X-STOP Surgery Procedure

What is the X-Stop Surgery?

The X-STOP surgery procedure is a minimally invasive surgical procedure designed to alleviate painful symptoms of lumbar spinal stenosis. The device is inserted in the back of the spine to prevent a patient from bending too far backward at the narrowed segment, a position that for patients with spinal stenosis can cause leg pain (sciatica) and/or low back pain.

What is done during the X-STOP Surgery Procedure?

Insertion of the X-STOP spacer in the affected lumbar level is a fairly straightforward procedure and can be done in an operating room or specialty room at the hospital.

The approach to spine is from the back, with the patient typically lying on the side or belly on the operating table Local anesthesia may be used so the patient remains awake, although many surgeons recommend a general anesthetic.

A 2 to 3-inch long incision in the skin of the back is made over the affected segment level.

The X-STOP spacer is inserted between the spinous processes, under the ligament at the very back of the spine, and secured in position. The surgical procedure to insert the X-STOP spacer is short relative to more extensive types of back surgery such as an open laminectomy, and typically ranges from about 30 minutes to one hour. There is minimal removal of bone or soft tissue as part of the procedure, and the implant is not positioned close to nerves or the spinal cord, but rather behind the spinal canal, between the bony spinous process.
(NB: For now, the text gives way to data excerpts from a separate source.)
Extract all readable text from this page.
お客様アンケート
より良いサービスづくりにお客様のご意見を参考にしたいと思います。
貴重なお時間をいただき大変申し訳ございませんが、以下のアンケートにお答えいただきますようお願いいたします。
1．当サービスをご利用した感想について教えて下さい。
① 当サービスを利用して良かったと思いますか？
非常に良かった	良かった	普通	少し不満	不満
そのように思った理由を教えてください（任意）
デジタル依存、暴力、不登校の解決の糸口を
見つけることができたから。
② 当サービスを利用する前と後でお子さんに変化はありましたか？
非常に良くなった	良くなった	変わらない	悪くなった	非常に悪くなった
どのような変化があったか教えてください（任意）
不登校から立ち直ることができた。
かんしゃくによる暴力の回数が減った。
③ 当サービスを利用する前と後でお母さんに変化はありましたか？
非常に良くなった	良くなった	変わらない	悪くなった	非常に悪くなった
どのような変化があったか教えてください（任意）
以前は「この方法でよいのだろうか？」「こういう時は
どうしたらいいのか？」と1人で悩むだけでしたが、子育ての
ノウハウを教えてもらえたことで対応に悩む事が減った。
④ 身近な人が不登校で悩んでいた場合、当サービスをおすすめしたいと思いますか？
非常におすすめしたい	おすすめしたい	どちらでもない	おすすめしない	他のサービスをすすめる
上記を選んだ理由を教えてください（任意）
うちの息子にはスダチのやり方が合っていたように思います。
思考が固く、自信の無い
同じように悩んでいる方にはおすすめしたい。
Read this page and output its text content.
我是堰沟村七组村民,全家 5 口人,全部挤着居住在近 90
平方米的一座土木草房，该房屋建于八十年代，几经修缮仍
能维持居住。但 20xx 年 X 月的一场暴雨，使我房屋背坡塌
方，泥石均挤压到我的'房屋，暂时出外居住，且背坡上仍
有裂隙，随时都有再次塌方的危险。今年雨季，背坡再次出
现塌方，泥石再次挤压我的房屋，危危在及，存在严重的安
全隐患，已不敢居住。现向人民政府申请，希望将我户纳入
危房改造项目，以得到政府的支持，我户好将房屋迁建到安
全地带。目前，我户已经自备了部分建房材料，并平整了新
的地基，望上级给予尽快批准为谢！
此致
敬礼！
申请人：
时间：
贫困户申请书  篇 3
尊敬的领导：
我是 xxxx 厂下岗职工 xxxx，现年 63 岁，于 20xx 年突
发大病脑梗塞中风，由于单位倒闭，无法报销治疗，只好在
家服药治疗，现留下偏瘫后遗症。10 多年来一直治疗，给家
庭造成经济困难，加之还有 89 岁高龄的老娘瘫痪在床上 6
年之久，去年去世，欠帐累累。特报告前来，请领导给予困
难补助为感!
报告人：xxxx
Although the X-STOP surgery procedure can be performed on an outpatient basis, meaning that the patient may go home the day of the procedure, many physicians recommend an overnight stay in the hospital for certain patients. Patients are usually encouraged get out of bed and walk the same day as the surgery.

Disclaimer: Patients contemplating use of the X-STOP spacer are advised to ask their spinal surgeon about risks, and about the complications the surgeon has seen in using the device in his or her practice, including the risk that the surgery may not alleviate the patient’s leg pain.